Le Prophète parle de son héritier

L’Envoyé de Dieu (Que la Bénédiction d’Allah soit sur lui et sur sa Sainte Famille) n’a pas désigné Ali, comme son successeur à la tête des croyants à l’occasion du jour du Ghadir Khomm seulement Il le fit connaître dès la troisième année de sa mission, quand il reçut l’ordre divin de rendre publique la prédication que jusque-là il menait de façon discrète et secrète.

﴾Il reçut l’ordre d’annoncer sa mission d’abord à ses proches﴿ Sourate Les Poètes(al-Shouharaa)[26:214]

Il chargea Ali de transmettre son invitation à quarante hommes parmi les chefs de famille des clans des Banou Hachem, des enfants de Abdul-Muttalib et des Banou Abd-Manâf.

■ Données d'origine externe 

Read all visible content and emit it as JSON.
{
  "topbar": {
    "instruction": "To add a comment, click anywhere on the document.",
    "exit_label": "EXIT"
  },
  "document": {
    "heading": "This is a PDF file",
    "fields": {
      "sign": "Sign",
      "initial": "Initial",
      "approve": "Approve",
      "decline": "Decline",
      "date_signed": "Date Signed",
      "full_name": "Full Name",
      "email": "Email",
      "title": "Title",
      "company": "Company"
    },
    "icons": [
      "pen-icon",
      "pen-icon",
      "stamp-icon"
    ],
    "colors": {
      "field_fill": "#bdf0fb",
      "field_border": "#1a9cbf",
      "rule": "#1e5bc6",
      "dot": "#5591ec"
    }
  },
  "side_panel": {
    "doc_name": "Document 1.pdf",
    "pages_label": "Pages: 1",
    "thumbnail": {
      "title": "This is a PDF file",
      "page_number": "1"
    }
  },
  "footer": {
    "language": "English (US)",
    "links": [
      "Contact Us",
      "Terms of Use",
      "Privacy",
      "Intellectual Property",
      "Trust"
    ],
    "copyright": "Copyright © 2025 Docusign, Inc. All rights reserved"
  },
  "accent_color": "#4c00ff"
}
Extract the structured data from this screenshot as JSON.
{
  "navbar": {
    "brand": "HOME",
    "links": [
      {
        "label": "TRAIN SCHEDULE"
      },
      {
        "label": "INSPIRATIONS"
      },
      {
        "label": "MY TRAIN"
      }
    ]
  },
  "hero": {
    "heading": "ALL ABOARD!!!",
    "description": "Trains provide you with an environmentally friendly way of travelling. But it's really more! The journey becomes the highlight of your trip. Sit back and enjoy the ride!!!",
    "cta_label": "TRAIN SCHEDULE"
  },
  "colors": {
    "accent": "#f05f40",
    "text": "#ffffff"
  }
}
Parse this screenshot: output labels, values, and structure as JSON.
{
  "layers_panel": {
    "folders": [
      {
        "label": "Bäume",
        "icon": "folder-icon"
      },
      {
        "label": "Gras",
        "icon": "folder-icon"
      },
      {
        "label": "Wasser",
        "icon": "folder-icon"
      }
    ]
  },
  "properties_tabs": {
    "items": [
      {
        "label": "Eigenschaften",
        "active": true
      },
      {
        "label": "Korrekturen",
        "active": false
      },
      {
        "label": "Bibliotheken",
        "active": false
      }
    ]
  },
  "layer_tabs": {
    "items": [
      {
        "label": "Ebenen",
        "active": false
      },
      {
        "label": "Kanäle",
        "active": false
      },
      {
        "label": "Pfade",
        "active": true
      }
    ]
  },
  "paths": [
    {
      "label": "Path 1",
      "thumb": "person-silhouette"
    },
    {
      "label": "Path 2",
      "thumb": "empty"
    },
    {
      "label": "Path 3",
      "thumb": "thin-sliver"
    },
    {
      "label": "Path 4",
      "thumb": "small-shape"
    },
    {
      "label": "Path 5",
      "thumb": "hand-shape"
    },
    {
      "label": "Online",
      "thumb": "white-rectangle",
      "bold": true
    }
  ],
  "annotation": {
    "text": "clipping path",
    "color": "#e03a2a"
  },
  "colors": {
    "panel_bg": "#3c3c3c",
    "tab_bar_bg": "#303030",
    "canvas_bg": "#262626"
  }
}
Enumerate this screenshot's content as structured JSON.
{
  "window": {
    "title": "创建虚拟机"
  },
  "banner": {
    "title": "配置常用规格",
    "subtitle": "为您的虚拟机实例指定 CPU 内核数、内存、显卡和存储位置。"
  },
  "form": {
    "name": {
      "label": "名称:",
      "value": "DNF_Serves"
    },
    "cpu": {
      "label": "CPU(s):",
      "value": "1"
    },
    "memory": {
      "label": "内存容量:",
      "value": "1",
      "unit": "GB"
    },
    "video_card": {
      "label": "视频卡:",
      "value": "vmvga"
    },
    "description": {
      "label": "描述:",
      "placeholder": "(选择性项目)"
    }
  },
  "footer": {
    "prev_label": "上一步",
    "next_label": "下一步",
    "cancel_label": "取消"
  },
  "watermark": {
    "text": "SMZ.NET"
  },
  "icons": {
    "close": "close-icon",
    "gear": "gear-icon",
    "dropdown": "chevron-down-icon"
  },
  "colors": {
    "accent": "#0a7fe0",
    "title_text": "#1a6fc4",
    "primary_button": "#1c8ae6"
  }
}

Les hôtes furent servis pendant trois jours; les deux premiers furent marqués par les propos futiles d’Abou Lahab. Au troisième jour, vint le tour de la nourriture spirituelle. Le Prophète se leva, rendit grâce à Dieu et poursuivit:

“Ô enfants de Abdul-Muttalib, j’en jure par Dieu, je ne connais aucun homme d’âge mûr parmi les Arabes qui soit venu à son peuple avec quelque chose de meilleur que ce que je vous apporte. Je vous apporte le meilleur de ce monde et de l’au-delà.

Dieu m’a ordonné de vous appeler à Lui. Qui donc parmi vous serait prêt à me soutenir dans cette mission et qui en contrepartie deviendrait mon frère, mon légataire testamentaire, et mon lieutenant parmi vous?”

Ali…répondit: “Moi! ô Prophète de Dieu, je serai ton soutien dans cette mission!”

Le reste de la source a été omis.